- Film poster
- French: Le Journal d'Aurélie Laflamme
- Directed by: Christian Laurence
- Written by: India Desjardins; Christian Laurence;
- Based on: Le Journal d'Aurélie Laflamme by India Desjardins
- Produced by: Claude Veillet
- Starring: Marianne Verville; Geneviève Chartrand; Édith Cochrane; Aliocha Schneider;
- Cinematography: Geneviève Perron
- Edited by: Hubert Hayaud
- Music by: Martin Léon
- Production company: Les Films Vision 4
- Distributed by: TVA Films
- Release date: 23 April 2010;
- Running time: 108 minutes
- Country: Canada
- Language: French

= Aurelie Laflamme's Diary =

Aurelie Laflamme's Diary (Le Journal d'Aurélie Laflamme) is a Canadian comedy-drama film, directed by Christian Laurence and released in 2010. Based on the Aurélie Laflamme series of young adult novels by India Desjardins, the film stars Marianne Verville as the titular Aurélie Laflamme, a 14-year-old girl who feels like an outsider and is trying to figure out her place in the world.
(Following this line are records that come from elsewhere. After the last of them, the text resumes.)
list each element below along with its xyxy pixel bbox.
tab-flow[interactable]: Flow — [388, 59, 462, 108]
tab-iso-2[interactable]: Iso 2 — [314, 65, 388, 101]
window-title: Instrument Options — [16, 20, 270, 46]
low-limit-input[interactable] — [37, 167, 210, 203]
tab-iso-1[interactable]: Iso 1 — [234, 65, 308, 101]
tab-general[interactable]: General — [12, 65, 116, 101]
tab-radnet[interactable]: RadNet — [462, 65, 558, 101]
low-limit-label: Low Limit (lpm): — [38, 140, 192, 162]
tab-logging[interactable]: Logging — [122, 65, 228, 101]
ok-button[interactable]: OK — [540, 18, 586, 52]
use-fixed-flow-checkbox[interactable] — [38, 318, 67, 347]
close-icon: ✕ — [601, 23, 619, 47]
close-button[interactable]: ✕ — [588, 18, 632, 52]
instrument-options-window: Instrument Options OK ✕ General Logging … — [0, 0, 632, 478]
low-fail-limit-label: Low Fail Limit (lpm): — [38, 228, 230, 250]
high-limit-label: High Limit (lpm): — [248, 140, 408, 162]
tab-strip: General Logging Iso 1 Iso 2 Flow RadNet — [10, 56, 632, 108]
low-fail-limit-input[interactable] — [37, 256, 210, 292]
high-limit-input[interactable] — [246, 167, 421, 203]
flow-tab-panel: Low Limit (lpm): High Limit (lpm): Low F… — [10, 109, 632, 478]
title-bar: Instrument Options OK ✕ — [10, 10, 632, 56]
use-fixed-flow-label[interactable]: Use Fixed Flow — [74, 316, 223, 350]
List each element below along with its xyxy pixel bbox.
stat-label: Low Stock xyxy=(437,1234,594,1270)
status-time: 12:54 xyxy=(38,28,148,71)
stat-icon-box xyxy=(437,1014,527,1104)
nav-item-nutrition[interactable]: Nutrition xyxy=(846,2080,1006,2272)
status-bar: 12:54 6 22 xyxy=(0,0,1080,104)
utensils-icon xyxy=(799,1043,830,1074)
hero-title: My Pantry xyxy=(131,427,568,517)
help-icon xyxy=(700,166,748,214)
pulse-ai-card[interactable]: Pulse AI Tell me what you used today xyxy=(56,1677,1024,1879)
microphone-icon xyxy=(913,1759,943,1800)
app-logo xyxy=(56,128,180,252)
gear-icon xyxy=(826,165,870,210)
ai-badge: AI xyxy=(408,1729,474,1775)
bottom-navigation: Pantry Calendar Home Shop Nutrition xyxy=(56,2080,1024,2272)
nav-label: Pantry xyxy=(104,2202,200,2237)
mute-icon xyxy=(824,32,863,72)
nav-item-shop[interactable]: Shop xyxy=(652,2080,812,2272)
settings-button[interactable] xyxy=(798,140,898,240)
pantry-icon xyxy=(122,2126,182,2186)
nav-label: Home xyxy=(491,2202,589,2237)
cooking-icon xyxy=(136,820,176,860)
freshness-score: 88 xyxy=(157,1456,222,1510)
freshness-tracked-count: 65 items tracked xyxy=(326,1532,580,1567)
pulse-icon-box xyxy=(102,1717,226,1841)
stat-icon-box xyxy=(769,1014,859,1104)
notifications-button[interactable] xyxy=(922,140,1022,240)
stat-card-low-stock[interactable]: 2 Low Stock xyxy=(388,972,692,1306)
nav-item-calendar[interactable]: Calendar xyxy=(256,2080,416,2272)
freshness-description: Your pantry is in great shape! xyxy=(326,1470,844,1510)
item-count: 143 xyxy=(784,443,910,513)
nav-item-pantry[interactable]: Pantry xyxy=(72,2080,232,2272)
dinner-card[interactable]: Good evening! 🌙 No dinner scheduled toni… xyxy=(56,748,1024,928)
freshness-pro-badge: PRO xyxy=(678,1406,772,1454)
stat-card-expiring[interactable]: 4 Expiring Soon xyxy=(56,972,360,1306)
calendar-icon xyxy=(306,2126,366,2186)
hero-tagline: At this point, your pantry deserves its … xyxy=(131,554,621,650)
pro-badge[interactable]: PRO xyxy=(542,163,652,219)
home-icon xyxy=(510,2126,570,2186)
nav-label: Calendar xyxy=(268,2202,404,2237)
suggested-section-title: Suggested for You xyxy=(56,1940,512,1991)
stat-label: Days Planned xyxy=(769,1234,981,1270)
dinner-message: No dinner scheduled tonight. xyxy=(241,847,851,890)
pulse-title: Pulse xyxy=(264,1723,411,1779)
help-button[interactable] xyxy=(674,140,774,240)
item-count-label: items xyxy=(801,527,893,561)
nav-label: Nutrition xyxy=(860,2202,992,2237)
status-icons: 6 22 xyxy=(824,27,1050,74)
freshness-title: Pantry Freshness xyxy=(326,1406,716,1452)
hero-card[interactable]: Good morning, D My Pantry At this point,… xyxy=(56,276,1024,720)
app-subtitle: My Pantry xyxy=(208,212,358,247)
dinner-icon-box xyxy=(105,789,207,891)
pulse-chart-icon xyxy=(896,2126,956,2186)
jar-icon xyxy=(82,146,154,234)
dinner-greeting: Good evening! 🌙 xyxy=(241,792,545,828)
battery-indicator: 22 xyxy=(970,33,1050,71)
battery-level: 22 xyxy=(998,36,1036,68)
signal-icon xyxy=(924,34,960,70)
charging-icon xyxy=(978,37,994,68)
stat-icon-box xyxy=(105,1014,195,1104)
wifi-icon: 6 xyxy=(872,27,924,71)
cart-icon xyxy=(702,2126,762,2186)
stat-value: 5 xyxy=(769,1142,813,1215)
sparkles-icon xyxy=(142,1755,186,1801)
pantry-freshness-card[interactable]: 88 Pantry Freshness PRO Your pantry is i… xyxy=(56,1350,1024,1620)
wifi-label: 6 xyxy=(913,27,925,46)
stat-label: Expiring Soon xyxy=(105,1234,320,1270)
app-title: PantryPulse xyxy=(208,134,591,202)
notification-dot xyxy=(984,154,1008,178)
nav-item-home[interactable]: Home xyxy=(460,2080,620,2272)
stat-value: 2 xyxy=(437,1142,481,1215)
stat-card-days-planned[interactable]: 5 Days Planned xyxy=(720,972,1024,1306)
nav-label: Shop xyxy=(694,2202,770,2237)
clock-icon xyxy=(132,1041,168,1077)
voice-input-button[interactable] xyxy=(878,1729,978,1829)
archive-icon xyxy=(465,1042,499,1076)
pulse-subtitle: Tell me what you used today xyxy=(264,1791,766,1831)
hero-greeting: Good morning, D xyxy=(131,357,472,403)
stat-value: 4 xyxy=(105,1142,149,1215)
The film's cast includes Geneviève Chartrand as Aurélie's best friend Kat, Édith Cochrane as her mother, and Aliocha Schneider as her love interest Nicolas.

The film opened in theatres in April 2010.

The film received three Jutra Award nominations at the 13th Jutra Awards in 2011, for Best Supporting Actress (Chartrand), Best Costume Design (Julie-Anne Tremblay) and Best Original Music (Martin Léon).

A sequel film, Aurelie Laflamme: Somewhat Grounded (Aurélie Laflamme: Les pieds sur terre), was released in 2015.